Membangun ketahanan terhadap pelanggaran dan diskriminasi harus dimulai dari bawah. Seraya kami melanjutkan kerja-kerja kami untuk memberi kesadaran akan hak – termasuk akan hak-hak perempuan adat di Uganda – amatlah membesarkan hati untuk melaporkan bahwa Komisi Hak Asasi Manusia di Asia Tenggara kini telah menyerukan Komisi Antar Pemerintah ASEAN mengenai Hak Asasi Manusia (ASEAN Intergovernmental Commission on Human Rights) dan negara-negara anggotanya untuk menjamin hak-hak masyarakat di tengah ancaman perampasan tanah oleh sektor agribisnis.

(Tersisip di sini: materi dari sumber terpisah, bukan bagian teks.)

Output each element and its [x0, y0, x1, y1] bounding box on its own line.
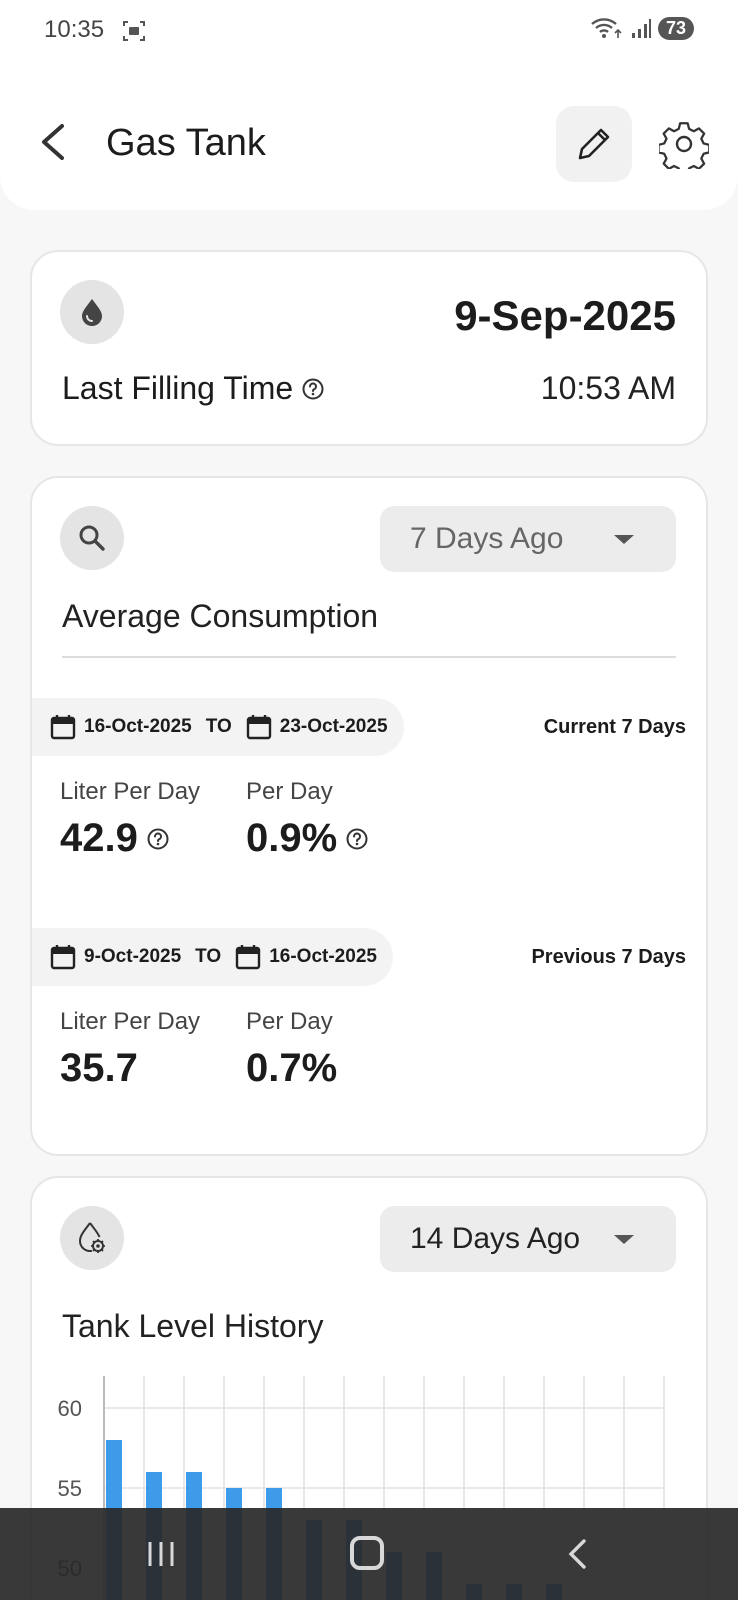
- y-tick-label: 60: [58, 1396, 82, 1421]
- previous-from-date: 9-Oct-2025: [84, 946, 182, 967]
- status-time: 10:35: [44, 16, 105, 43]
- tank-history-title: Tank Level History: [62, 1308, 324, 1344]
- help-icon[interactable]: [345, 827, 369, 851]
- chevron-down-icon: [614, 535, 634, 544]
- current-per-day-label: Per Day: [246, 778, 333, 805]
- drop-gear-icon: [78, 1222, 105, 1253]
- battery-level: 73: [657, 16, 694, 40]
- current-liter-label: Liter Per Day: [60, 778, 201, 805]
- help-icon[interactable]: [301, 377, 325, 401]
- average-consumption-card: 7 Days Ago Average Consumption 16-Oct-20…: [30, 476, 708, 1156]
- last-filling-card: 9-Sep-2025 Last Filling Time 10:53 AM: [30, 250, 708, 446]
- previous-liter-value: 35.7: [60, 1046, 138, 1090]
- water-drop-icon: [82, 299, 102, 326]
- back-arrow-icon[interactable]: [36, 118, 72, 166]
- search-icon: [79, 525, 105, 551]
- drop-settings-icon-circle: [60, 1206, 124, 1270]
- current-per-day-row: 0.9%: [246, 816, 369, 861]
- settings-button[interactable]: [658, 118, 710, 170]
- average-consumption-title: Average Consumption: [62, 598, 379, 634]
- status-indicators: 73: [590, 16, 694, 40]
- nav-back-icon[interactable]: [566, 1538, 590, 1570]
- gear-icon: [659, 122, 709, 169]
- current-liter-value: 42.9: [60, 816, 138, 860]
- consumption-period-dropdown[interactable]: 7 Days Ago: [380, 506, 676, 572]
- drop-icon-circle: [60, 280, 124, 344]
- status-bar: 10:35 73: [0, 0, 738, 62]
- divider: [62, 656, 676, 658]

Dengan adanya konsensus global yang menyatakan bahwa ‘pembangunan berkelanjutan’ mensyaratkan penghormatan terhadap hak, amatlah melukai hati saat melihat bahwa baik Bank Pembangunan Afrika maupun pemerintah-pemerintah anggota Convention on Biological Diversity (CBD) atau Konvensi Keanekaragamanhayati masih jauh tertinggal di belakang lembaga-lembaga antar pemerintah dalam hal kesediaan untuk mengakui hak-hak masyarakat adat. Salah satu cara untuk menginterpretasikan sengketa-sengketa yang terus berlanjut dan kemunduran-kemunduran ini adalah dengan menyimpulkan bahwa kita ditakdirkan untuk berada dalam lingkaran ketidakpedulian yang tidak berujung, yang didukung oleh kepentingan-kepentingan pribadi, dan dalam pelanggaran yang terus berulang. Namun, fakta bahwa tindakan-tindakan kejam tersebut semakin jelas terungkap dan terus ditentang oleh mereka yang mengalami dampaknya juga merupakan salah satu sumber pengharapan. Perampasan tanah dan sumber daya serta penyangkalan terhadap hak-hak masyarakat hutan semakin tidak dapat diterima baik dalam undang-undang hak asasi manusia maupun dalam kebijakan. Kampanye global kami untuk keadilan bagi masyarakat hutan harus terus berlanjut dan negara-negara wajib menghormati hak-hak masyarakat ini. Saya teringat dengan kata-kata Santo Augustine dalam karyanya ‘City of God’: ‘Jika keadilan dirampas, lalu, bukankah kerajaan-kerajaan itu tidak lebih daripada perampok-perampok besar?’